Banyu memiliki kebiasaan menelpon di saat-saat ia hendak melaksanakan shalat malam atau menjelang tidur. Saat-saat tampilannya polos tanpa make up.

"Nggak ngegombal, ini beneran. Wajah kamu terlihat polos tanpa make up, tapi tetap cantik. Aku suka melihatnya."

"Nggak usah ngegombal deh. Aku mau shalat dulu. Kamu sudah shalat... mas?" Agak ragu Gladys menggunakan panggilan itu kepada Banyu. Padahal dulu ia biasa memanggil Banyu seperti itu. Tapi dengan situasi saat ini terasa aneh bila ia memanggil Banyu dengan embel-embel mas. Buatnya panggilan itu terdengar intim, walau ia juga biasa memanggil Haidar seperti itu.

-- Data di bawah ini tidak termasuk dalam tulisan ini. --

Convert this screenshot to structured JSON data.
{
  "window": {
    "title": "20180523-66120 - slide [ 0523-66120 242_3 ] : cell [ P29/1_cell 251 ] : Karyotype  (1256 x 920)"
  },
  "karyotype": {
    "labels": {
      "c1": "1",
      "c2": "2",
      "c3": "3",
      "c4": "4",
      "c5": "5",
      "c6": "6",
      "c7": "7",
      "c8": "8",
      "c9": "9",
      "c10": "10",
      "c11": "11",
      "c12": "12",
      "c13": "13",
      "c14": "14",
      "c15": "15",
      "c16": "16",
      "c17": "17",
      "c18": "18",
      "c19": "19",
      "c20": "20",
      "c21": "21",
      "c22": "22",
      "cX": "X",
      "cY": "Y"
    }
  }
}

"Belum. Aku baru selesai membalas email. Ada urusan pekerjaan yang harus segera kujawab. Lagipula aku mau kita shalat malam bersama. Untuk sekarang kita shalat malam bersamanya seperti ini. Aku tak sabar bisa menjadi imam shalatmu dan imam dalam hidupmu."

"Hadeh... ngegombal lagi. Hidupku sudah terasa sesak dengan kehadiranmu. Jangan ditambah sesak dengan berbagai rayuan dan gombalanmu. Kita bukan anak kecil lagi."

"Kita memang bukan bocah atau remaja yang saling melemparkan pujian dan bersikap bucin hanya untuk memikat pasangannya. Kita adalah orang dewasa yang bisa melakukan lebih dari itu. Makanya ayo nikah sama aku."

"Apa hubungannya? Absurd banget. Ayam belum berkokok kamu sudah mulai kumat. Semalam lupa minum obat?"

"Aku begini karena kamu, princess." Banyu terkekeh melihat pipi Gladys merona. Walaupun gadis itu selalu membantah tentang perasaannya, namun ekspresi wajahnya tak bisa disembunyikan.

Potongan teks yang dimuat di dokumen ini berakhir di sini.